Jessica Duchen
BBC Music Magazine
June 2015

Mendelssohn's piano music remains underrated and underperformed in today's recital programmes—with the exception of a handful of pieces that are probably played too much. That is a shame; it is so full of charm, character and opportunities for sophisticated pianistic virtuosity that it deserves a lot more attention. Howard Shelley is now halfway through his recording of the complete solo piano music—there are to be six volumes. First of all, it is a fantastic resource for exploring this repertoire; and besides, he gets under the music's skin with flying colours.

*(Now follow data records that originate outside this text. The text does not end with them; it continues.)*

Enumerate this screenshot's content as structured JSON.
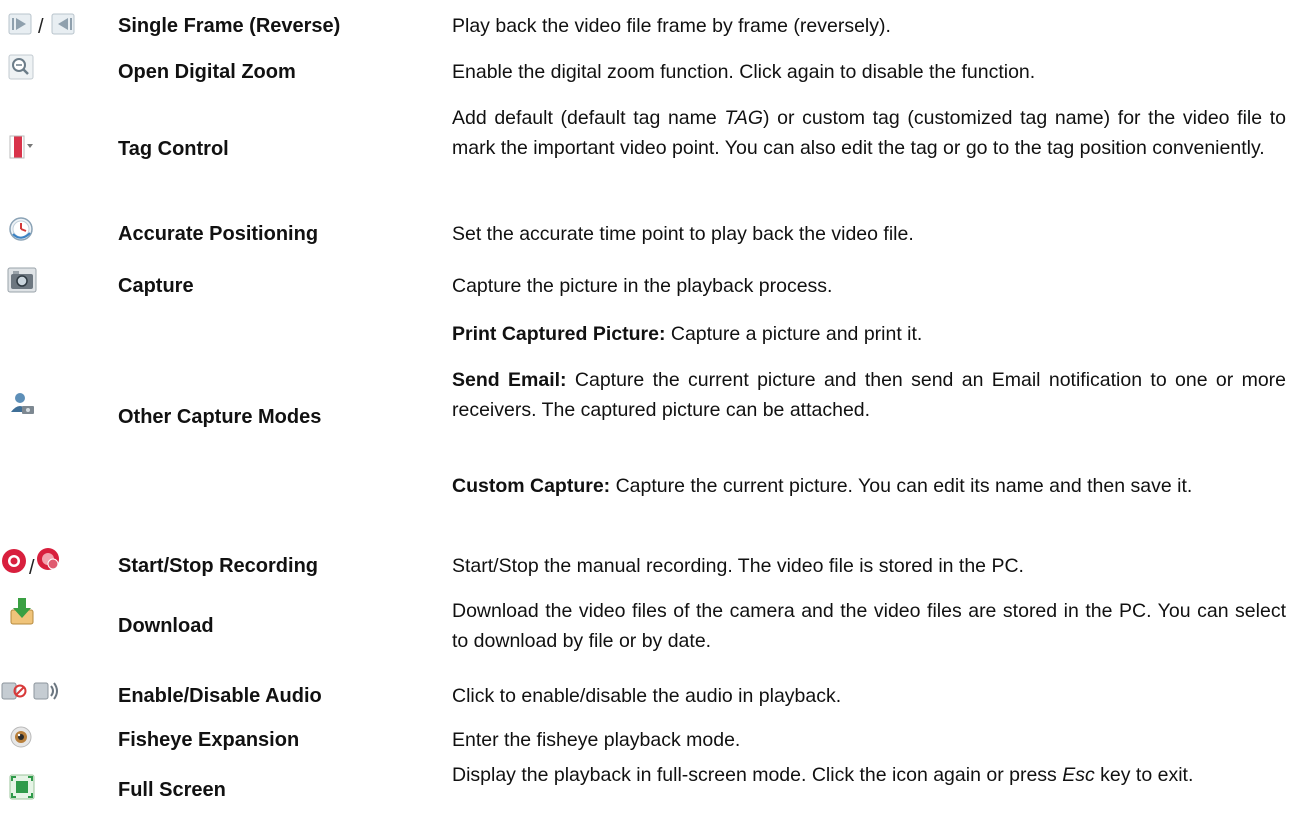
{
  "rows": [
    {
      "icon": "single-frame-forward-reverse-icon",
      "name": "Single Frame (Reverse)",
      "desc": "Play back the video file frame by frame (reversely)."
    },
    {
      "icon": "digital-zoom-icon",
      "name": "Open Digital Zoom",
      "desc": "Enable the digital zoom function. Click again to disable the function."
    },
    {
      "icon": "tag-icon",
      "name": "Tag Control",
      "desc_pre": "Add default (default tag name ",
      "desc_em": "TAG",
      "desc_post": ") or custom tag (customized tag name) for the video file to mark the important video point. You can also edit the tag or go to the tag position conveniently."
    },
    {
      "icon": "accurate-positioning-clock-icon",
      "name": "Accurate Positioning",
      "desc": "Set the accurate time point to play back the video file."
    },
    {
      "icon": "camera-capture-icon",
      "name": "Capture",
      "desc": "Capture the picture in the playback process."
    },
    {
      "icon": "other-capture-modes-icon",
      "name": "Other Capture Modes",
      "items": [
        {
          "label": "Print Captured Picture:",
          "text": " Capture a picture and print it."
        },
        {
          "label": "Send Email:",
          "text": " Capture the current picture and then send an Email notification to one or more receivers. The captured picture can be attached."
        },
        {
          "label": "Custom Capture:",
          "text": " Capture the current picture. You can edit its name and then save it."
        }
      ]
    },
    {
      "icon": "start-stop-recording-icon",
      "name": "Start/Stop Recording",
      "desc": "Start/Stop the manual recording. The video file is stored in the PC."
    },
    {
      "icon": "download-icon",
      "name": "Download",
      "desc": "Download the video files of the camera and the video files are stored in the PC. You can select to download by file or by date."
    },
    {
      "icon": "enable-disable-audio-icon",
      "name": "Enable/Disable Audio",
      "desc": "Click to enable/disable the audio in playback."
    },
    {
      "icon": "fisheye-expansion-icon",
      "name": "Fisheye Expansion",
      "desc": "Enter the fisheye playback mode."
    },
    {
      "icon": "full-screen-icon",
      "name": "Full Screen",
      "desc_pre": "Display the playback in full-screen mode. Click the icon again or press ",
      "desc_em": "Esc",
      "desc_post": " key to exit."
    }
  ]
}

This programme matches very early works with later ones, spanning the 20 years from 1821 to 1841. The young Mendelssohn's piano pieces already bear the unmistakable stamp of his personal voice; the earliest piece on the disc is the most substantial, the Piano Sonata in G minor, a student work that the composer decided not to publish—he was only 12 when he wrote it. But very lovely it is, buzzing with warmth and Haydnish sparkle, plus a haunting slow movement. The most famous items are the Op 53 Songs without Words; and however well-known they are, it is rewarding to hear them in context.

Shelley has the ideal touch and tone for Mendelssohn: fleet-fingered, light and clear, with a fine balance between the energy and élan of this often very busy music and the clarity of its elegant melodic lines and supremely civilised phrasing. This match of performer and composer slides smoothly and smilingly into place from the start.